Toujours appuyés contre les meubles de la cuisine, Athénaïs et Ken discutaient depuis un bon moment. Ken tentait de traduire en mots le mal-être qui le rongeait depuis plusieurs semaines, cependant, ses paroles, légèrement décousues, peinaient à sortir. Athénaïs, elle, était d'une écoute attentive : ce ne serait pas tous les jours que Ken ressentirait l'envie de s'ouvrir à quelqu'un, à elle, de surcroît.

« Mais tu sais, il faut accepter ce qu'on ne maîtrise pas, fit-elle enfin. Tu es une personnalité publique que les gens admirent. Oui, le fait que tu sois blanc aide beaucoup : les gens arrivent mieux à s'identifier à toi. Mais c'est tant mieux : tu mets en lumière beaucoup de gens...

— Justement ! J'aimerais qu'on me voit beaucoup moins ! J'ai limite envie qu'on m'oublie. C'est aussi pour ça que je me suis cassé des réseaux mais on dirait que c'est encore pire.

— Tu ne peux pas maîtriser ce que les gens aiment ou ce qu'ils n'aiment pas. Les gens t'aiment, et c'est un fait... Arrête de faire le modeste : tu le sais ! s'écria-t-elle en riant alors Ken soupirait d'impatience avant de rire avec elle.

— Ca me saoule.

— Chut, sois reconnaissant...

— Oui mais... C'est chiant, tu ne peux pas vraiment comprendre...

— Non, c'est vrai. Mais je sais qu'on ne peut pas aimer tout le monde pareil. Les gens t'adorent, bah ! c'est tout. Tires-en le meilleur profit pour tous.

— C'est gênant...

— C'est gênant, oui, mais personne dans le crew ne te blâme d'être ce que tu es. On est tous content pour toi. Vraiment. Et on en bénéficie bien plus qu'on en pâtit. Regarde ! Tu rends tout le monde fier. Tu rends les gars grave fiers. Tu rends ta famille fière...

— Euh..., l'interrompit Ken en fixant ses chaussettes.

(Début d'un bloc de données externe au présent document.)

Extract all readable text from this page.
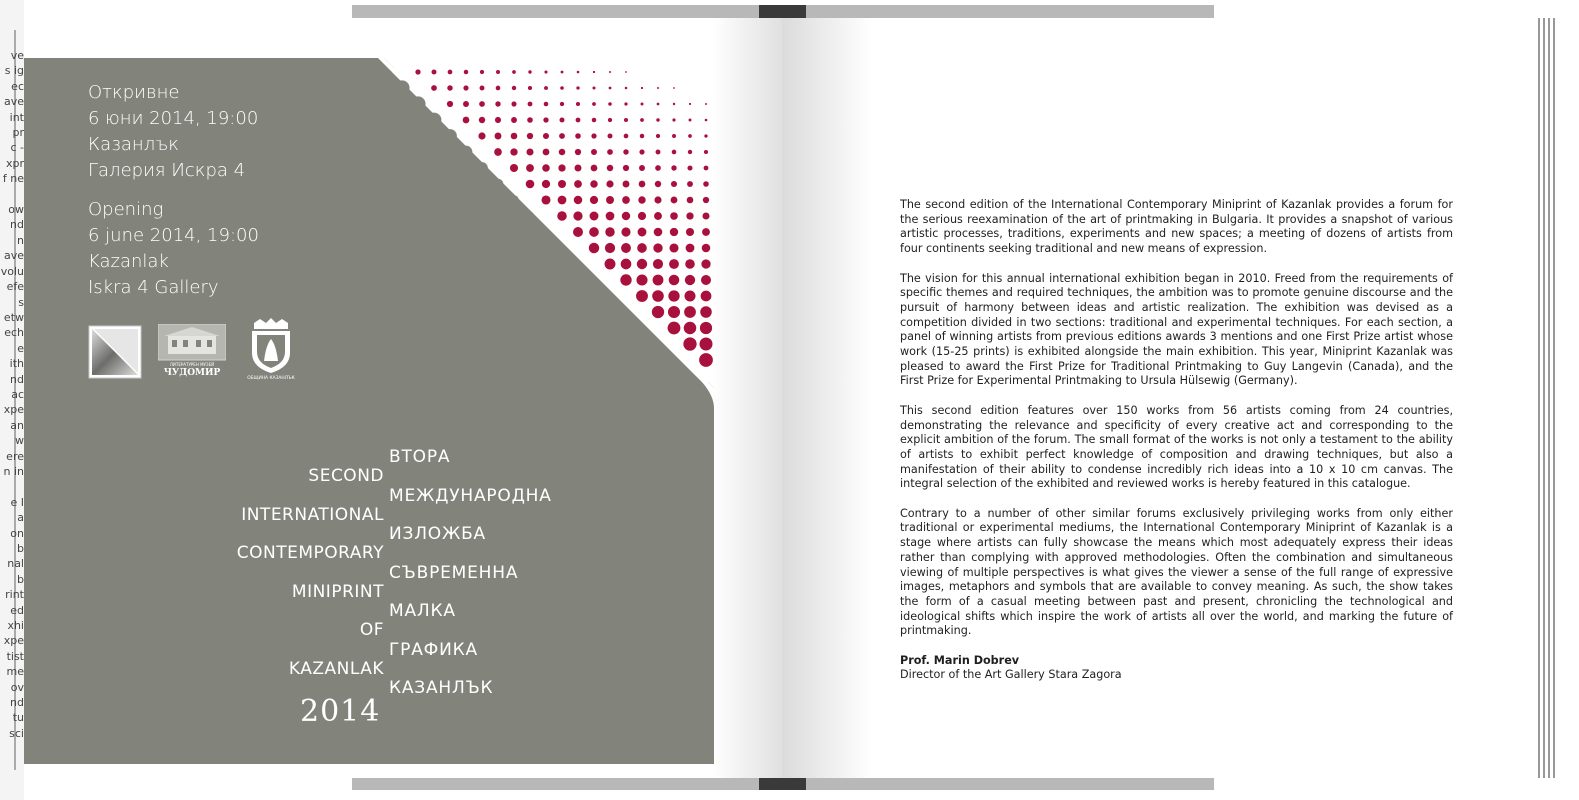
ve
s ig
ec
ave
int
pr
- c
xpr
f ne

ow
nd
n
ave
volu
efe
s
etw
ech
e
ith
nd
ac
xpe
an
w
ere
n in

e I
a
on
b
nal
b
rint
ed
xhi
xpe
tist
me
ov
nd
tu
sci
Откривне
6 юни 2014, 19:00
Казанлък
Галерия Искра 4
Opening
6 june 2014, 19:00
Kazanlak
Iskra 4 Gallery
ЛИТЕРАТУРЕН МУЗЕЙ
ЧУДОМИР
ОБЩИНА КАЗАНЛЪК
SECOND
INTERNATIONAL
CONTEMPORARY
MINIPRINT
OF
KAZANLAK
ВТОРА
МЕЖДУНАРОДНА
ИЗЛОЖБА
СЪВРЕМЕННА
МАЛКА
ГРАФИКА
КАЗАНЛЪК
2014

The second edition of the International Contemporary Miniprint of Kazanlak provides a forum for the serious reexamination of the art of printmaking in Bulgaria. It provides a snapshot of various artistic processes, traditions, experiments and new spaces; a meeting of dozens of artists from four continents seeking traditional and new means of expression.

The vision for this annual international exhibition began in 2010. Freed from the requirements of specific themes and required techniques, the ambition was to promote genuine discourse and the pursuit of harmony between ideas and artistic realization. The exhibition was devised as a competition divided in two sections: traditional and experimental techniques. For each section, a panel of winning artists from previous editions awards 3 mentions and one First Prize artist whose work (15-25 prints) is exhibited alongside the main exhibition. This year, Miniprint Kazanlak was pleased to award the First Prize for Traditional Printmaking to Guy Langevin (Canada), and the First Prize for Experimental Printmaking to Ursula Hülsewig (Germany).

This second edition features over 150 works from 56 artists coming from 24 countries, demonstrating the relevance and specificity of every creative act and corresponding to the explicit ambition of the forum. The small format of the works is not only a testament to the ability of artists to exhibit perfect knowledge of composition and drawing techniques, but also a manifestation of their ability to condense incredibly rich ideas into a 10 x 10 cm canvas. The integral selection of the exhibited and reviewed works is hereby featured in this catalogue.

Contrary to a number of other similar forums exclusively privileging works from only either traditional or experimental mediums, the International Contemporary Miniprint of Kazanlak is a stage where artists can fully showcase the means which most adequately express their ideas rather than complying with approved methodologies. Often the combination and simultaneous viewing of multiple perspectives is what gives the viewer a sense of the full range of expressive images, metaphors and symbols that are available to convey meaning. As such, the show takes the form of a casual meeting between past and present, chronicling the technological and ideological shifts which inspire the work of artists all over the world, and marking the future of printmaking.

Prof. Marin Dobrev
Director of the Art Gallery Stara Zagora
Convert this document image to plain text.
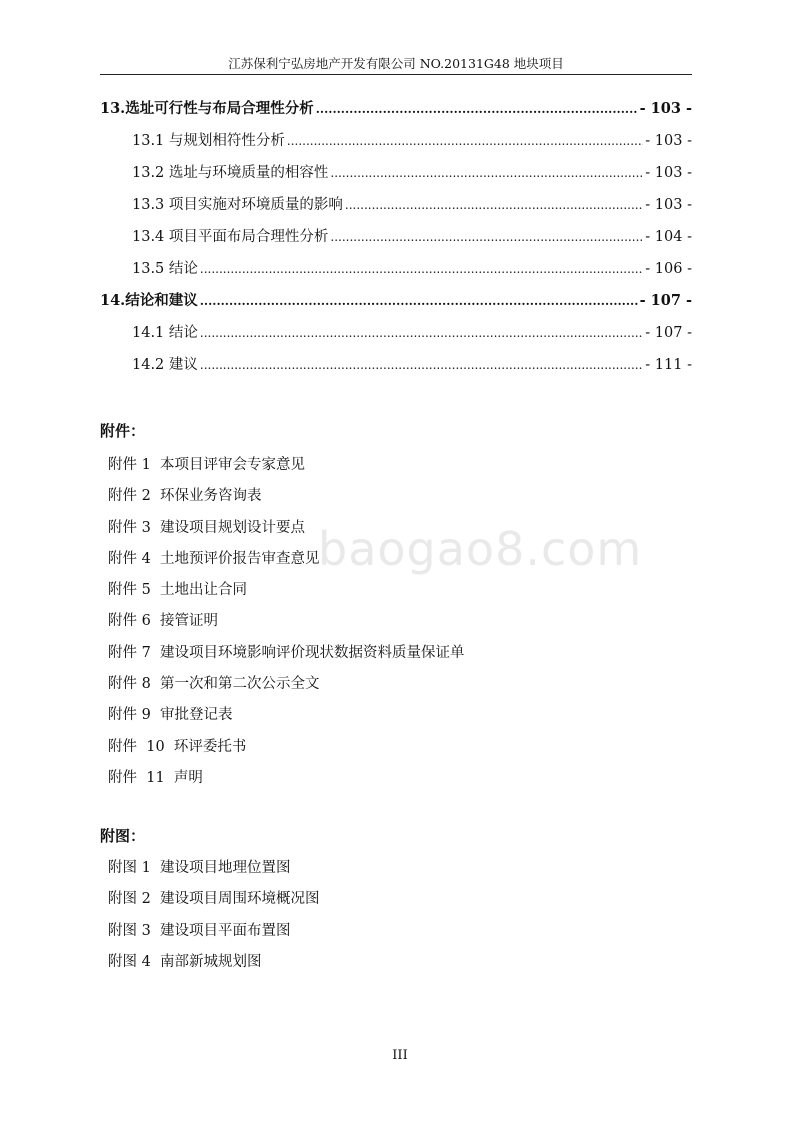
江苏保利宁弘房地产开发有限公司 NO.20131G48 地块项目
13.选址可行性与布局合理性分析 .....	- 103 -
13.1 与规划相符性分析 .....	- 103 -
13.2 选址与环境质量的相容性 .....	- 103 -
13.3 项目实施对环境质量的影响 .....	- 103 -
13.4 项目平面布局合理性分析 .....	- 104 -
13.5 结论 .....	- 106 -
14.结论和建议 .....	- 107 -
14.1 结论 .....	- 107 -
14.2 建议 .....	- 111 -
附件：
附件 1  本项目评审会专家意见
附件 2  环保业务咨询表
附件 3  建设项目规划设计要点
附件 4  土地预评价报告审查意见
附件 5  土地出让合同
附件 6  接管证明
附件 7  建设项目环境影响评价现状数据资料质量保证单
附件 8  第一次和第二次公示全文
附件 9  审批登记表
附件  10  环评委托书
附件  11  声明
baogao8.com
附图：
附图 1  建设项目地理位置图
附图 2  建设项目周围环境概况图
附图 3  建设项目平面布置图
附图 4  南部新城规划图
III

— Je suis sûre qu'au fond, si, Ken, tes parents sont grave fiers. Ils sont juste relous, comme des parents normaux peuvent l'être. »

Ken soupira à nouveau.

« On te jette des fleurs partout où tu vas — Nouvelle grimace désapprobatrice de Ken — j'aurais été ta mère, j'aurais été fière de toi...

— Genre ?

— ... J'aurais fait style devant les gens que, ouais, bah mon fils il fait c'qu'il veut, quoi, en mode blasée. Mais au fond, j'aurais été fière. »

Il réprima un sourire.

« Et je l'aurais appelé tous les jours pour savoir s'il mange ses légumes. »

Cette fois, il eut un rire franc.

« Je plains tes enfants ! fit-il, hilare.

— Ouais, moi aussi. Honnêtement, je ne sais pas quel genre de mère je serai. Je crois que je serai vraiment.... saoulante.

— Ouais, je crois aussi. » renchérit-il, hilare.

Athénaïs fixa le brun après avoir pris une mimique de reine offensée.

« Hé ! Il n'y a que moi qui ai le droit de dire ça de moi ! »

Ken la considéra, un pli enjoué au coin de la bouche. Il était vrai que le caractère d'Athénaïs se rapprochait un peu de celui de sa mère. Elles avaient le même goût pour les études, la culture, la même fermeté sur ce qu'elles estimaient être important.